Why Surface Information Could Matter

Humans often identify objects using more than shape and distance. We recognize differences between metal, glass, fabric and other materials through visual cues and experience. Machines typically require dedicated sensors or software analysis to make similar distinctions.

The ability to gather material-related information directly through lidar could potentially help robotic systems interpret their surroundings more effectively. In industrial settings, that information might assist with sorting, inspection or navigation tasks. In research environments, it could provide additional data for machine perception systems.

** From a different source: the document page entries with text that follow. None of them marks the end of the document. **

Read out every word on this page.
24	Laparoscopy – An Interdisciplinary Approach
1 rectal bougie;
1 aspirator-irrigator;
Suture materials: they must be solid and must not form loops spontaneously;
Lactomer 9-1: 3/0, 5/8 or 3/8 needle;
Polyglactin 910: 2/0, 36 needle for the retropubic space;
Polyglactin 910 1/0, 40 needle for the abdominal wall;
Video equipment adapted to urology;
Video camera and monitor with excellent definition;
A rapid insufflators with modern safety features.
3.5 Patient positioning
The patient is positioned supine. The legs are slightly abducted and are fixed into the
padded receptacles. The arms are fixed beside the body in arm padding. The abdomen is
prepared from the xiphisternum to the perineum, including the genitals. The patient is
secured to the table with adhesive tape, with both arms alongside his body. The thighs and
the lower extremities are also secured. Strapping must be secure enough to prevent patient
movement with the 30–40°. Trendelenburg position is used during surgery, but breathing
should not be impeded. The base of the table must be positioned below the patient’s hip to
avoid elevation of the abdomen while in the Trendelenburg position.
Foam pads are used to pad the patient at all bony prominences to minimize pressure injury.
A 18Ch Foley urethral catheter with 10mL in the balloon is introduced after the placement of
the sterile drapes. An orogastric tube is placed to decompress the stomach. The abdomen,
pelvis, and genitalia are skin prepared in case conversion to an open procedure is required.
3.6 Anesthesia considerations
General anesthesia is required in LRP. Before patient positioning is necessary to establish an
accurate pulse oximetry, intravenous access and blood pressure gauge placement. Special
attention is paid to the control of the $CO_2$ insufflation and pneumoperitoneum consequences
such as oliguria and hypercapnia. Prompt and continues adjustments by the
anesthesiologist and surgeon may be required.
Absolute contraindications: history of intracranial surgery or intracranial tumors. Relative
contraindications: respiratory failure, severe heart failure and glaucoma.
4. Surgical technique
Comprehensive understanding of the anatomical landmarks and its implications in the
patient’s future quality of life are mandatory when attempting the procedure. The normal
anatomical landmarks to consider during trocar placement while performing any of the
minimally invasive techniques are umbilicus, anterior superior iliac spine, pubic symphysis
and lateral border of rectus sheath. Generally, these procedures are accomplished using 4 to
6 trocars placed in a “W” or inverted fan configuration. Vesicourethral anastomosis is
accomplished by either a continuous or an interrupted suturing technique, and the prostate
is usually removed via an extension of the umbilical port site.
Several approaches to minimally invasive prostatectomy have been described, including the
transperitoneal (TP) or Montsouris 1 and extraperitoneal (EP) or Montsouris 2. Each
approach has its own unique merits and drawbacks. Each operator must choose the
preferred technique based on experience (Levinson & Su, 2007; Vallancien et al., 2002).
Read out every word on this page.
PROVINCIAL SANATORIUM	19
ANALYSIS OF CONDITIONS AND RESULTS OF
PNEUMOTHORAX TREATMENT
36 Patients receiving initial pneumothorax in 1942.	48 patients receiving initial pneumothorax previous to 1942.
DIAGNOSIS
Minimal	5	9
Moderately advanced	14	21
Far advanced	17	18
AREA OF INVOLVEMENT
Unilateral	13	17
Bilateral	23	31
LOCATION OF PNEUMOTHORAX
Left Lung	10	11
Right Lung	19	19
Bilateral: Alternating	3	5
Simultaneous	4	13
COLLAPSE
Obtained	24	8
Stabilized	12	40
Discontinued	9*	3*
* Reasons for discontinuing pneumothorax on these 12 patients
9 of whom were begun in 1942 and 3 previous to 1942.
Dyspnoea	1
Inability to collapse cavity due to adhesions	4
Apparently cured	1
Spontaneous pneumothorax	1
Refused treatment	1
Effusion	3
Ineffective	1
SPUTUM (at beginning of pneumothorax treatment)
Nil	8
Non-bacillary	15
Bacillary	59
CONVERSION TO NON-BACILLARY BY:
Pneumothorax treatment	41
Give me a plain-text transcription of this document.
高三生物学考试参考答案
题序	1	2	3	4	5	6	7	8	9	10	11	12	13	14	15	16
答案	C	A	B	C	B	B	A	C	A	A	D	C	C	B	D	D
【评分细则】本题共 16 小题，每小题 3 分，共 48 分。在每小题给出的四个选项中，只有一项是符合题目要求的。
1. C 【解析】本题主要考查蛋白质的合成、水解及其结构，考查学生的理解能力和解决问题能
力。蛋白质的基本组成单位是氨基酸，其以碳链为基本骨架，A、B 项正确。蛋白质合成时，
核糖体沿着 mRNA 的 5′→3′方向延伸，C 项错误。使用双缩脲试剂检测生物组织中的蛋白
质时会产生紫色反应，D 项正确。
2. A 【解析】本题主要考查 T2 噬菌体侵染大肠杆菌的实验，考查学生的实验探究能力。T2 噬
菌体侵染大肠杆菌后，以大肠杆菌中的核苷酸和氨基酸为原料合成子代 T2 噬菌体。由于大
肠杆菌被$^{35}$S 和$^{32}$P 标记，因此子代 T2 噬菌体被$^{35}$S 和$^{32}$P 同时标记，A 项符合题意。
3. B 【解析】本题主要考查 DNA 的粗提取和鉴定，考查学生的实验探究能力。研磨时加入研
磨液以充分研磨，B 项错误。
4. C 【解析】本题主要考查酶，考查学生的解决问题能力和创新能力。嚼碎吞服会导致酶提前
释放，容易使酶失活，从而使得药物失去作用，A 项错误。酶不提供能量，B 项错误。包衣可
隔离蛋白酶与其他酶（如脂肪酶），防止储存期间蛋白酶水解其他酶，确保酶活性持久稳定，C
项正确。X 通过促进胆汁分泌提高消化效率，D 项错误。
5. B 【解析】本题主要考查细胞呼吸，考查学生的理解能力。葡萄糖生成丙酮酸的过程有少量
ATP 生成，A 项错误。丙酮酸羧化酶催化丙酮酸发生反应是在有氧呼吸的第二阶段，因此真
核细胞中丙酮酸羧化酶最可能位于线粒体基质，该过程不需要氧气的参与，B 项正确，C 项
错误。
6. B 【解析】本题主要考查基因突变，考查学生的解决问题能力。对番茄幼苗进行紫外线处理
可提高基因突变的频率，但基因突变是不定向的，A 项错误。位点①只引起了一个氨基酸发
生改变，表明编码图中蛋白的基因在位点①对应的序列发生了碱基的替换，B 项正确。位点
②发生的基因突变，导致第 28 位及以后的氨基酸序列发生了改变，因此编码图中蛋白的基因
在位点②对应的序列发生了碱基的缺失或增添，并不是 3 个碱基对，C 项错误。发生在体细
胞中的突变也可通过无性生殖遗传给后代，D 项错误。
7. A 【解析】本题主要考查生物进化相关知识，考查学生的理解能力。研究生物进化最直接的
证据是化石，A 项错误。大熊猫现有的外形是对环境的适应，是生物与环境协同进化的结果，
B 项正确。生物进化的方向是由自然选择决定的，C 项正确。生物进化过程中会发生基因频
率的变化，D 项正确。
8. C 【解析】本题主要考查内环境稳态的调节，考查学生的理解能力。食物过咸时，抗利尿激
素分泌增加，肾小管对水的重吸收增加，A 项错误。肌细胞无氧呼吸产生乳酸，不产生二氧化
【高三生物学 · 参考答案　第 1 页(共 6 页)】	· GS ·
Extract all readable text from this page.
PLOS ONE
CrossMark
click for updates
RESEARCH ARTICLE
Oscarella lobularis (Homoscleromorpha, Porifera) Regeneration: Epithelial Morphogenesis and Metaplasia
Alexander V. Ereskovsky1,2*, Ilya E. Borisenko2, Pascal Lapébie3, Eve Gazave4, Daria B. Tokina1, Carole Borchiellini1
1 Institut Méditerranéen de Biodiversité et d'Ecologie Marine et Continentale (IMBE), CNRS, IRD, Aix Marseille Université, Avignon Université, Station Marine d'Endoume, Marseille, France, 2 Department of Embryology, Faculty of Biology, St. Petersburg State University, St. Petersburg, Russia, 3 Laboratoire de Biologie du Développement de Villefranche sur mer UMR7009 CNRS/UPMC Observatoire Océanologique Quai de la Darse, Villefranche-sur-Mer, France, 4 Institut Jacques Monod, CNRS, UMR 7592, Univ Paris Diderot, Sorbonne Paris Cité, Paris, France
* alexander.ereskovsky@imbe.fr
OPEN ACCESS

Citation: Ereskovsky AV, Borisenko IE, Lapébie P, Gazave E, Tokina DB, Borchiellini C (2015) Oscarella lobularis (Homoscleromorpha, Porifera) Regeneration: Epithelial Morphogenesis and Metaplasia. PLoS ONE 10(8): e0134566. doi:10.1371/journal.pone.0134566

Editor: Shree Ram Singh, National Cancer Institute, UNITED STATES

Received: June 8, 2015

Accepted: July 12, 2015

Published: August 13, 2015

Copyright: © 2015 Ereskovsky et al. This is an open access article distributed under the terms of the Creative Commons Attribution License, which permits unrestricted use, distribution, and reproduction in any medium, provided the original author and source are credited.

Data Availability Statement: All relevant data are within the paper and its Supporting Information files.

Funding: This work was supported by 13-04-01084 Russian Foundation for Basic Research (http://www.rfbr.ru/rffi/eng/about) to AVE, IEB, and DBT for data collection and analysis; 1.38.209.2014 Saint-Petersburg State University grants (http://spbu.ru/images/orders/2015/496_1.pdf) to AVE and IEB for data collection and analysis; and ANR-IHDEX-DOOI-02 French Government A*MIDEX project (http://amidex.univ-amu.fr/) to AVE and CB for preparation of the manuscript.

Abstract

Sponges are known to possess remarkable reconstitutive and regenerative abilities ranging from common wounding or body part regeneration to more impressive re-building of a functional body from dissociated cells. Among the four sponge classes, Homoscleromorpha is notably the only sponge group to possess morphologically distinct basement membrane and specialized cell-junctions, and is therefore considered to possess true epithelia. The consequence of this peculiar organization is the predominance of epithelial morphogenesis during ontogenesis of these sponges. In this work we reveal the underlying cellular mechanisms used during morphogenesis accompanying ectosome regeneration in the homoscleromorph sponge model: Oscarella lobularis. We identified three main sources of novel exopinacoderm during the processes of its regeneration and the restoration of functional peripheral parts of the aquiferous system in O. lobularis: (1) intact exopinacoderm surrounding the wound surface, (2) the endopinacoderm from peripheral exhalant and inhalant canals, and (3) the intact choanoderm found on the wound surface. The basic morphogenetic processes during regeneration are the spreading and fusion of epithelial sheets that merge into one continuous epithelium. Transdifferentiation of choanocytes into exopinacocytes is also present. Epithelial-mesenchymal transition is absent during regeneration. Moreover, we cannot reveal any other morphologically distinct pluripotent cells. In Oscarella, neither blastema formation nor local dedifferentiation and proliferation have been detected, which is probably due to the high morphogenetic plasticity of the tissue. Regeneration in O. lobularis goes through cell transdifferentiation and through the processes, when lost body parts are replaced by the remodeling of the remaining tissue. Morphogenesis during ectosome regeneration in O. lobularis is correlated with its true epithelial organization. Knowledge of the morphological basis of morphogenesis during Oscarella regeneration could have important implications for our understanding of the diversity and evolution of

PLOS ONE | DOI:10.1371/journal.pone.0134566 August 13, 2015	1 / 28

The researchers have not claimed that the technology automatically identifies every material or solves broader challenges in machine perception. Rather, the work demonstrates a new way to collect additional information during the sensing process.

What Remains Before Real-World Deployment

As with many laboratory advances, there is a difference between demonstrating a concept and deploying it at scale. The available reports describe a research achievement, not a finished commercial product.

Several questions remain unanswered. Researchers will need to evaluate how the system performs under different environmental conditions, how reliably it works outside controlled settings and how easily it can be integrated into existing robotic platforms.

Cost, durability, processing requirements and long-term reliability are also important considerations. Many promising sensing technologies require years of additional testing and engineering before they become common in commercial products.

What Readers Should Watch Next

Future research will likely focus on refining the system, testing it in more complex environments and determining where its additional sensing capabilities provide the greatest practical benefit. Engineers and robotics researchers will also be interested in how the technology compares with existing sensing approaches.

For now, the development is best viewed as an example of how machine perception continues to evolve. The advance does not mean robots suddenly understand the world the way humans do. It does suggest that researchers are finding new ways to help machines gather more information about the environments around them, potentially expanding what future robotic systems can perceive and interpret.

Reporting note: Reporting draws on Optica research, TechXplore coverage, EurekAlert materials, and reviewed background reporting. This article was produced with AI-assisted research and reviewed by an editor before publication.